The sports medicine orthopedists at SISC understand that any athletic injury can hamper sports performance and/or limit enjoyment of recreational activity. Our goal is to help all levels of athletes achieve their highest possible potential in a healthy, pain-free manner through technically advanced treatment of injuries by our sports medicine experts.

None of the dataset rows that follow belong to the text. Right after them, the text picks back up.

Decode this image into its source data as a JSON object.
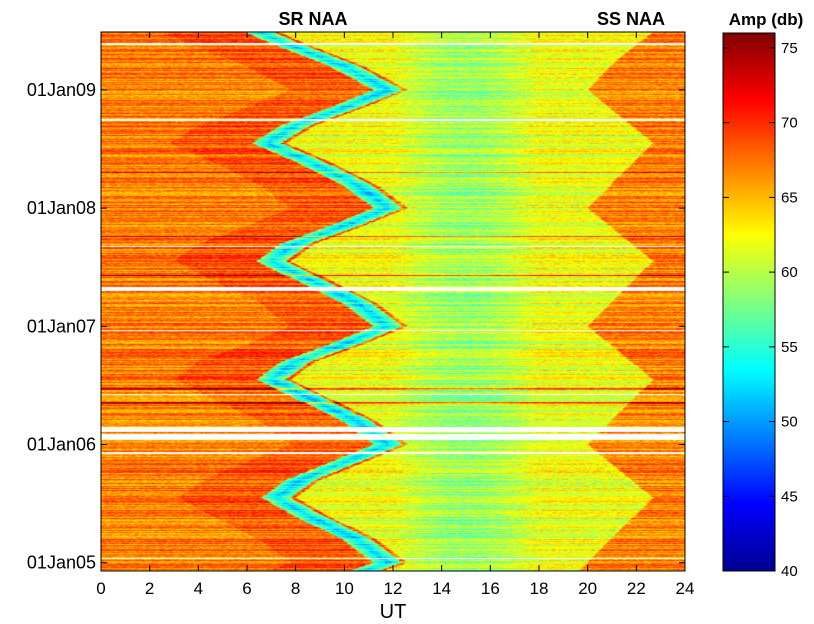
{
  "chart_data": {
    "type": "heatmap",
    "annotations": [
      "SR NAA",
      "SS NAA"
    ],
    "xlabel": "UT",
    "xlim": [
      0,
      24
    ],
    "x_ticks": [
      0,
      2,
      4,
      6,
      8,
      10,
      12,
      14,
      16,
      18,
      20,
      22,
      24
    ],
    "y_tick_labels": [
      "01Jan05",
      "01Jan06",
      "01Jan07",
      "01Jan08",
      "01Jan09"
    ],
    "y_ticks_years": [
      2005.0,
      2006.0,
      2007.0,
      2008.0,
      2009.0
    ],
    "ylim_years": [
      2004.93,
      2009.49
    ],
    "colorbar": {
      "title": "Amp (db)",
      "range": [
        40,
        76
      ],
      "ticks": [
        40,
        45,
        50,
        55,
        60,
        65,
        70,
        75
      ],
      "colormap": "jet"
    },
    "sunrise_terminator_ut": [
      {
        "date": 2004.93,
        "ut": 10.8
      },
      {
        "date": 2005.0,
        "ut": 11.8
      },
      {
        "date": 2005.2,
        "ut": 10.5
      },
      {
        "date": 2005.4,
        "ut": 8.5
      },
      {
        "date": 2005.55,
        "ut": 7.2
      },
      {
        "date": 2005.7,
        "ut": 8.2
      },
      {
        "date": 2005.85,
        "ut": 10.0
      },
      {
        "date": 2006.0,
        "ut": 11.8
      },
      {
        "date": 2006.2,
        "ut": 10.5
      },
      {
        "date": 2006.4,
        "ut": 8.5
      },
      {
        "date": 2006.55,
        "ut": 7.0
      },
      {
        "date": 2006.7,
        "ut": 8.0
      },
      {
        "date": 2006.85,
        "ut": 10.0
      },
      {
        "date": 2007.0,
        "ut": 11.8
      },
      {
        "date": 2007.2,
        "ut": 10.5
      },
      {
        "date": 2007.4,
        "ut": 8.5
      },
      {
        "date": 2007.55,
        "ut": 7.0
      },
      {
        "date": 2007.7,
        "ut": 8.0
      },
      {
        "date": 2007.85,
        "ut": 10.0
      },
      {
        "date": 2008.0,
        "ut": 11.8
      },
      {
        "date": 2008.2,
        "ut": 10.5
      },
      {
        "date": 2008.4,
        "ut": 8.5
      },
      {
        "date": 2008.55,
        "ut": 6.8
      },
      {
        "date": 2008.7,
        "ut": 8.0
      },
      {
        "date": 2008.85,
        "ut": 10.0
      },
      {
        "date": 2009.0,
        "ut": 11.8
      },
      {
        "date": 2009.2,
        "ut": 10.0
      },
      {
        "date": 2009.4,
        "ut": 7.5
      },
      {
        "date": 2009.49,
        "ut": 6.5
      }
    ],
    "sunset_terminator_ut": [
      {
        "date": 2004.93,
        "ut": 20.5
      },
      {
        "date": 2005.0,
        "ut": 20.8
      },
      {
        "date": 2005.25,
        "ut": 22.0
      },
      {
        "date": 2005.55,
        "ut": 23.5
      },
      {
        "date": 2005.8,
        "ut": 22.0
      },
      {
        "date": 2006.0,
        "ut": 20.8
      },
      {
        "date": 2006.25,
        "ut": 22.0
      },
      {
        "date": 2006.55,
        "ut": 23.5
      },
      {
        "date": 2006.8,
        "ut": 22.0
      },
      {
        "date": 2007.0,
        "ut": 20.8
      },
      {
        "date": 2007.25,
        "ut": 22.0
      },
      {
        "date": 2007.55,
        "ut": 23.5
      },
      {
        "date": 2007.8,
        "ut": 22.0
      },
      {
        "date": 2008.0,
        "ut": 20.8
      },
      {
        "date": 2008.25,
        "ut": 22.0
      },
      {
        "date": 2008.55,
        "ut": 23.5
      },
      {
        "date": 2008.8,
        "ut": 22.0
      },
      {
        "date": 2009.0,
        "ut": 20.8
      },
      {
        "date": 2009.25,
        "ut": 22.0
      },
      {
        "date": 2009.49,
        "ut": 23.5
      }
    ],
    "data_gaps_years": [
      [
        2005.03,
        2005.04
      ],
      [
        2005.92,
        2005.94
      ],
      [
        2006.04,
        2006.09
      ],
      [
        2006.11,
        2006.15
      ],
      [
        2006.42,
        2006.43
      ],
      [
        2006.96,
        2006.97
      ],
      [
        2007.3,
        2007.33
      ],
      [
        2007.67,
        2007.68
      ],
      [
        2008.74,
        2008.75
      ],
      [
        2009.38,
        2009.4
      ]
    ],
    "strong_signal_bands_years": [
      2006.35,
      2006.47,
      2007.43,
      2007.76,
      2008.3
    ],
    "day_level_db": {
      "daytime": 62,
      "night": 67,
      "terminator_minimum": 52
    }
  }
}
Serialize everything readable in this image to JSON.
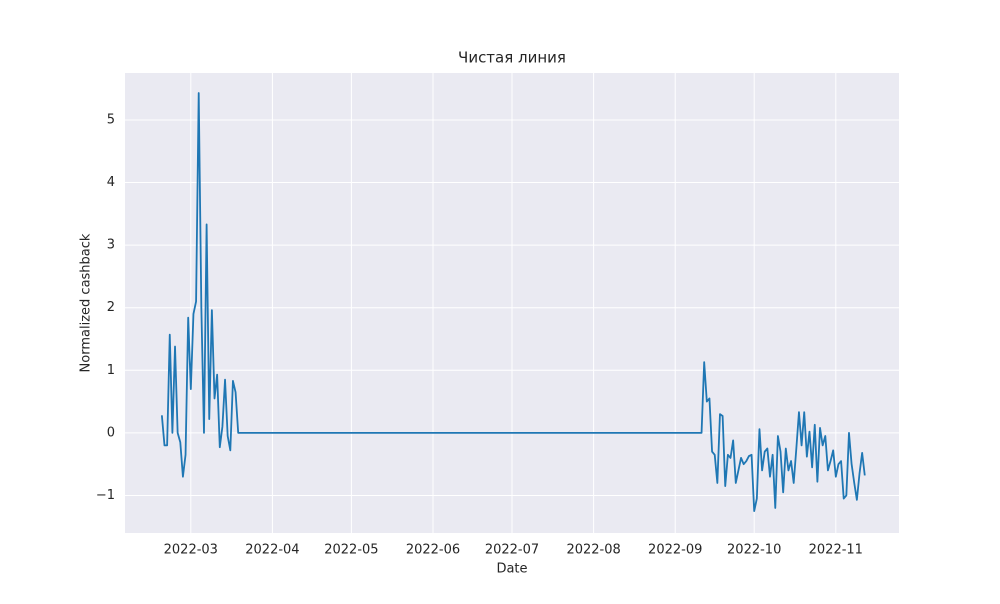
{
  "chart_data": {
    "type": "line",
    "title": "Чистая линия",
    "xlabel": "Date",
    "ylabel": "Normalized cashback",
    "color": "#1f77b4",
    "grid": true,
    "x": [
      "2022-02-18",
      "2022-02-19",
      "2022-02-20",
      "2022-02-21",
      "2022-02-22",
      "2022-02-23",
      "2022-02-24",
      "2022-02-25",
      "2022-02-26",
      "2022-02-27",
      "2022-02-28",
      "2022-03-01",
      "2022-03-02",
      "2022-03-03",
      "2022-03-04",
      "2022-03-05",
      "2022-03-06",
      "2022-03-07",
      "2022-03-08",
      "2022-03-09",
      "2022-03-10",
      "2022-03-11",
      "2022-03-12",
      "2022-03-13",
      "2022-03-14",
      "2022-03-15",
      "2022-03-16",
      "2022-03-17",
      "2022-03-18",
      "2022-03-19",
      "2022-03-20",
      "2022-09-11",
      "2022-09-12",
      "2022-09-13",
      "2022-09-14",
      "2022-09-15",
      "2022-09-16",
      "2022-09-17",
      "2022-09-18",
      "2022-09-19",
      "2022-09-20",
      "2022-09-21",
      "2022-09-22",
      "2022-09-23",
      "2022-09-24",
      "2022-09-25",
      "2022-09-26",
      "2022-09-27",
      "2022-09-28",
      "2022-09-29",
      "2022-09-30",
      "2022-10-01",
      "2022-10-02",
      "2022-10-03",
      "2022-10-04",
      "2022-10-05",
      "2022-10-06",
      "2022-10-07",
      "2022-10-08",
      "2022-10-09",
      "2022-10-10",
      "2022-10-11",
      "2022-10-12",
      "2022-10-13",
      "2022-10-14",
      "2022-10-15",
      "2022-10-16",
      "2022-10-17",
      "2022-10-18",
      "2022-10-19",
      "2022-10-20",
      "2022-10-21",
      "2022-10-22",
      "2022-10-23",
      "2022-10-24",
      "2022-10-25",
      "2022-10-26",
      "2022-10-27",
      "2022-10-28",
      "2022-10-29",
      "2022-10-30",
      "2022-10-31",
      "2022-11-01",
      "2022-11-02",
      "2022-11-03",
      "2022-11-04",
      "2022-11-05",
      "2022-11-06",
      "2022-11-07",
      "2022-11-08",
      "2022-11-09",
      "2022-11-10",
      "2022-11-11",
      "2022-11-12"
    ],
    "values": [
      0.28,
      -0.2,
      -0.2,
      1.57,
      0,
      1.38,
      0,
      -0.15,
      -0.7,
      -0.35,
      1.84,
      0.7,
      1.9,
      2.1,
      5.43,
      2.0,
      0,
      3.33,
      0.22,
      1.96,
      0.55,
      0.93,
      -0.23,
      0.1,
      0.85,
      -0.05,
      -0.28,
      0.83,
      0.65,
      0,
      0,
      0,
      1.13,
      0.5,
      0.55,
      -0.3,
      -0.35,
      -0.8,
      0.3,
      0.27,
      -0.85,
      -0.35,
      -0.4,
      -0.12,
      -0.8,
      -0.6,
      -0.4,
      -0.5,
      -0.45,
      -0.37,
      -0.35,
      -1.25,
      -1.05,
      0.06,
      -0.6,
      -0.3,
      -0.25,
      -0.7,
      -0.35,
      -1.2,
      -0.05,
      -0.3,
      -0.95,
      -0.25,
      -0.6,
      -0.45,
      -0.8,
      -0.25,
      0.33,
      -0.2,
      0.33,
      -0.38,
      0.02,
      -0.55,
      0.13,
      -0.78,
      0.08,
      -0.2,
      -0.05,
      -0.6,
      -0.45,
      -0.28,
      -0.7,
      -0.5,
      -0.45,
      -1.05,
      -1.0,
      0,
      -0.5,
      -0.8,
      -1.07,
      -0.65,
      -0.32,
      -0.68
    ],
    "xlim": [
      "2022-02-04",
      "2022-11-25"
    ],
    "xticks": [
      {
        "value": "2022-03-01",
        "label": "2022-03"
      },
      {
        "value": "2022-04-01",
        "label": "2022-04"
      },
      {
        "value": "2022-05-01",
        "label": "2022-05"
      },
      {
        "value": "2022-06-01",
        "label": "2022-06"
      },
      {
        "value": "2022-07-01",
        "label": "2022-07"
      },
      {
        "value": "2022-08-01",
        "label": "2022-08"
      },
      {
        "value": "2022-09-01",
        "label": "2022-09"
      },
      {
        "value": "2022-10-01",
        "label": "2022-10"
      },
      {
        "value": "2022-11-01",
        "label": "2022-11"
      }
    ],
    "ylim": [
      -1.6,
      5.75
    ],
    "yticks": [
      {
        "value": -1,
        "label": "−1"
      },
      0,
      1,
      2,
      3,
      4,
      5
    ]
  }
}
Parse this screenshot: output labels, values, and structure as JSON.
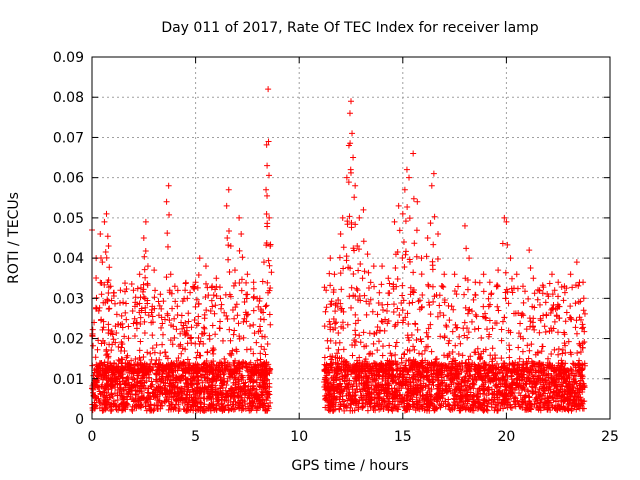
{
  "chart_data": {
    "type": "scatter",
    "title": "Day 011 of 2017, Rate Of TEC Index for receiver lamp",
    "xlabel": "GPS time / hours",
    "ylabel": "ROTI / TECUs",
    "xlim": [
      0,
      25
    ],
    "ylim": [
      0,
      0.09
    ],
    "xticks": [
      0,
      5,
      10,
      15,
      20,
      25
    ],
    "yticks": [
      0,
      0.01,
      0.02,
      0.03,
      0.04,
      0.05,
      0.06,
      0.07,
      0.08,
      0.09
    ],
    "grid": true,
    "marker": "+",
    "series": [
      {
        "name": "ROTI",
        "color": "#ff0000",
        "segments": [
          {
            "x_start": 0.0,
            "x_end": 8.6
          },
          {
            "x_start": 11.2,
            "x_end": 23.8
          }
        ],
        "points": [
          [
            0.0,
            0.047
          ],
          [
            0.1,
            0.024
          ],
          [
            0.2,
            0.04
          ],
          [
            0.4,
            0.046
          ],
          [
            0.5,
            0.039
          ],
          [
            0.6,
            0.049
          ],
          [
            0.7,
            0.051
          ],
          [
            0.75,
            0.034
          ],
          [
            0.8,
            0.043
          ],
          [
            0.9,
            0.033
          ],
          [
            1.0,
            0.021
          ],
          [
            1.2,
            0.026
          ],
          [
            1.5,
            0.029
          ],
          [
            2.0,
            0.032
          ],
          [
            2.3,
            0.036
          ],
          [
            2.5,
            0.045
          ],
          [
            2.6,
            0.049
          ],
          [
            2.7,
            0.038
          ],
          [
            3.0,
            0.037
          ],
          [
            3.3,
            0.031
          ],
          [
            3.6,
            0.054
          ],
          [
            3.7,
            0.058
          ],
          [
            3.8,
            0.036
          ],
          [
            4.0,
            0.033
          ],
          [
            4.3,
            0.024
          ],
          [
            4.6,
            0.03
          ],
          [
            5.0,
            0.034
          ],
          [
            5.2,
            0.04
          ],
          [
            5.5,
            0.038
          ],
          [
            5.8,
            0.033
          ],
          [
            6.0,
            0.035
          ],
          [
            6.2,
            0.03
          ],
          [
            6.5,
            0.053
          ],
          [
            6.6,
            0.057
          ],
          [
            6.7,
            0.043
          ],
          [
            6.9,
            0.037
          ],
          [
            7.1,
            0.05
          ],
          [
            7.2,
            0.046
          ],
          [
            7.5,
            0.036
          ],
          [
            7.8,
            0.034
          ],
          [
            8.1,
            0.03
          ],
          [
            8.3,
            0.039
          ],
          [
            8.4,
            0.057
          ],
          [
            8.45,
            0.063
          ],
          [
            8.5,
            0.082
          ],
          [
            8.52,
            0.069
          ],
          [
            8.55,
            0.05
          ],
          [
            8.6,
            0.043
          ],
          [
            11.3,
            0.032
          ],
          [
            11.5,
            0.04
          ],
          [
            11.7,
            0.036
          ],
          [
            12.0,
            0.046
          ],
          [
            12.1,
            0.05
          ],
          [
            12.3,
            0.06
          ],
          [
            12.4,
            0.068
          ],
          [
            12.45,
            0.076
          ],
          [
            12.5,
            0.079
          ],
          [
            12.55,
            0.071
          ],
          [
            12.6,
            0.065
          ],
          [
            12.7,
            0.058
          ],
          [
            12.8,
            0.043
          ],
          [
            12.9,
            0.05
          ],
          [
            13.1,
            0.052
          ],
          [
            13.3,
            0.041
          ],
          [
            13.6,
            0.038
          ],
          [
            14.0,
            0.038
          ],
          [
            14.3,
            0.035
          ],
          [
            14.6,
            0.049
          ],
          [
            14.8,
            0.053
          ],
          [
            15.0,
            0.051
          ],
          [
            15.1,
            0.057
          ],
          [
            15.2,
            0.062
          ],
          [
            15.3,
            0.06
          ],
          [
            15.5,
            0.066
          ],
          [
            15.7,
            0.054
          ],
          [
            15.9,
            0.04
          ],
          [
            16.2,
            0.045
          ],
          [
            16.4,
            0.058
          ],
          [
            16.5,
            0.061
          ],
          [
            16.7,
            0.046
          ],
          [
            17.0,
            0.036
          ],
          [
            17.5,
            0.036
          ],
          [
            18.0,
            0.048
          ],
          [
            18.2,
            0.04
          ],
          [
            18.5,
            0.034
          ],
          [
            18.9,
            0.036
          ],
          [
            19.2,
            0.034
          ],
          [
            19.6,
            0.037
          ],
          [
            19.9,
            0.05
          ],
          [
            20.0,
            0.049
          ],
          [
            20.2,
            0.04
          ],
          [
            20.5,
            0.036
          ],
          [
            20.8,
            0.033
          ],
          [
            21.1,
            0.042
          ],
          [
            21.3,
            0.035
          ],
          [
            21.6,
            0.032
          ],
          [
            21.9,
            0.029
          ],
          [
            22.2,
            0.036
          ],
          [
            22.5,
            0.034
          ],
          [
            22.8,
            0.033
          ],
          [
            23.1,
            0.036
          ],
          [
            23.4,
            0.039
          ],
          [
            23.7,
            0.034
          ]
        ],
        "baseline": {
          "min": 0.002,
          "typical_max": 0.014,
          "note": "dense band of values between about 0.002 and 0.015 TECU throughout both segments"
        }
      }
    ]
  }
}
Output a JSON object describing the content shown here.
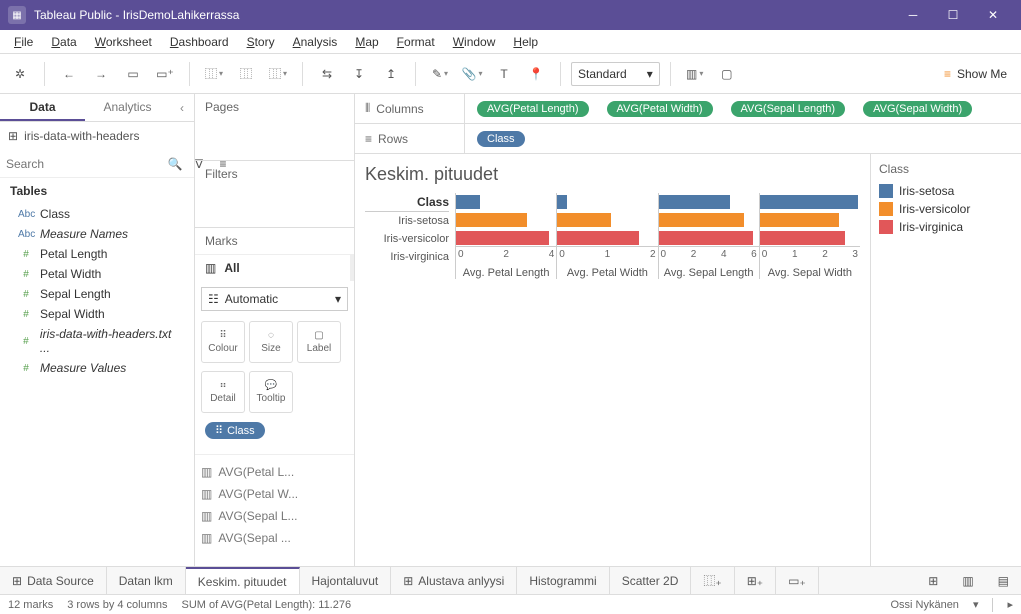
{
  "window": {
    "title": "Tableau Public - IrisDemoLahikerrassa"
  },
  "menu": [
    "File",
    "Data",
    "Worksheet",
    "Dashboard",
    "Story",
    "Analysis",
    "Map",
    "Format",
    "Window",
    "Help"
  ],
  "toolbar": {
    "standard": "Standard",
    "showme": "Show Me"
  },
  "left": {
    "tabs": {
      "data": "Data",
      "analytics": "Analytics"
    },
    "datasource": "iris-data-with-headers",
    "search_placeholder": "Search",
    "tables_label": "Tables",
    "dims": [
      {
        "icon": "Abc",
        "label": "Class"
      },
      {
        "icon": "Abc",
        "label": "Measure Names",
        "italic": true
      }
    ],
    "meas": [
      {
        "icon": "#",
        "label": "Petal Length"
      },
      {
        "icon": "#",
        "label": "Petal Width"
      },
      {
        "icon": "#",
        "label": "Sepal Length"
      },
      {
        "icon": "#",
        "label": "Sepal Width"
      },
      {
        "icon": "#",
        "label": "iris-data-with-headers.txt ...",
        "italic": true
      },
      {
        "icon": "#",
        "label": "Measure Values",
        "italic": true
      }
    ]
  },
  "mid": {
    "pages": "Pages",
    "filters": "Filters",
    "marks": "Marks",
    "all": "All",
    "automatic": "Automatic",
    "cards": [
      "Colour",
      "Size",
      "Label",
      "Detail",
      "Tooltip"
    ],
    "class_pill": "Class",
    "measures": [
      "AVG(Petal L...",
      "AVG(Petal W...",
      "AVG(Sepal L...",
      "AVG(Sepal ..."
    ]
  },
  "shelves": {
    "columns_label": "Columns",
    "rows_label": "Rows",
    "columns": [
      "AVG(Petal Length)",
      "AVG(Petal Width)",
      "AVG(Sepal Length)",
      "AVG(Sepal Width)"
    ],
    "rows": [
      "Class"
    ]
  },
  "viz": {
    "title": "Keskim. pituudet",
    "row_header": "Class",
    "classes": [
      "Iris-setosa",
      "Iris-versicolor",
      "Iris-virginica"
    ],
    "colors": {
      "Iris-setosa": "#4e79a7",
      "Iris-versicolor": "#f28e2b",
      "Iris-virginica": "#e15759"
    },
    "panels": [
      {
        "label": "Avg. Petal Length",
        "max": 6,
        "ticks": [
          0,
          2,
          4
        ],
        "vals": {
          "Iris-setosa": 1.46,
          "Iris-versicolor": 4.26,
          "Iris-virginica": 5.55
        }
      },
      {
        "label": "Avg. Petal Width",
        "max": 2.5,
        "ticks": [
          0,
          1,
          2
        ],
        "vals": {
          "Iris-setosa": 0.25,
          "Iris-versicolor": 1.33,
          "Iris-virginica": 2.03
        }
      },
      {
        "label": "Avg. Sepal Length",
        "max": 7,
        "ticks": [
          0,
          2,
          4,
          6
        ],
        "vals": {
          "Iris-setosa": 5.01,
          "Iris-versicolor": 5.94,
          "Iris-virginica": 6.59
        }
      },
      {
        "label": "Avg. Sepal Width",
        "max": 3.5,
        "ticks": [
          0,
          1,
          2,
          3
        ],
        "vals": {
          "Iris-setosa": 3.42,
          "Iris-versicolor": 2.77,
          "Iris-virginica": 2.97
        }
      }
    ],
    "legend_title": "Class"
  },
  "sheets": {
    "datasource": "Data Source",
    "tabs": [
      "Datan lkm",
      "Keskim. pituudet",
      "Hajontaluvut",
      "Alustava anlyysi",
      "Histogrammi",
      "Scatter 2D"
    ],
    "active": "Keskim. pituudet"
  },
  "status": {
    "marks": "12 marks",
    "dims": "3 rows by 4 columns",
    "sum": "SUM of AVG(Petal Length): 11.276",
    "user": "Ossi Nykänen"
  }
}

SISC orthopedic surgeons routinely perform discectomy procedures to treat ruptured or herniated discs. A portion of the problematic disc is removed to alleviate pressure on nearby nerves. Spinal fusion may also be utilized to correct problems with the vertebrae, such as:
- Spinal stenosis
- Degenerative disc disease
- Fractured vertebra
- Herniated disc
Depending on the location of the spinal problem, your orthopedic surgeon may approach the spine from the front (anterior) of the lower abdomen (lumbar fusion) or front of the neck (cervical fusion). Other options are posterior approach performed from the back and lateral approach from the side. Other spinal surgeries include:
- Laminectomy: Removal of part of the vertebral bone (lamina), usually to alleviate spinal stenosis pain
- Spinal decompressions: Varied procedures to relieve spinal cord pressure or nerve root pressure
Hip arthroplasty (replacement) is performed to replace a damaged hip joint with a prosthesis (artificial joint). Hip replacement is often performed in patients with severe arthritis pain or a fractured hip. Hip arthroplasty can be done with an anterior or posterior approach. In cases of less severe hip joint damage, hip arthroscopy may be performed to identify and treat hip problems such as:
- Extra bone formation
- Inflamed hip tissue
- Damaged cartridge
Disclaimer: These pages are not intended to provide medical or surgical advice or physician instruction on medical care or treatment. If you are a patient, consult with your doctor about treatment options that may be appropriate for your medical condition.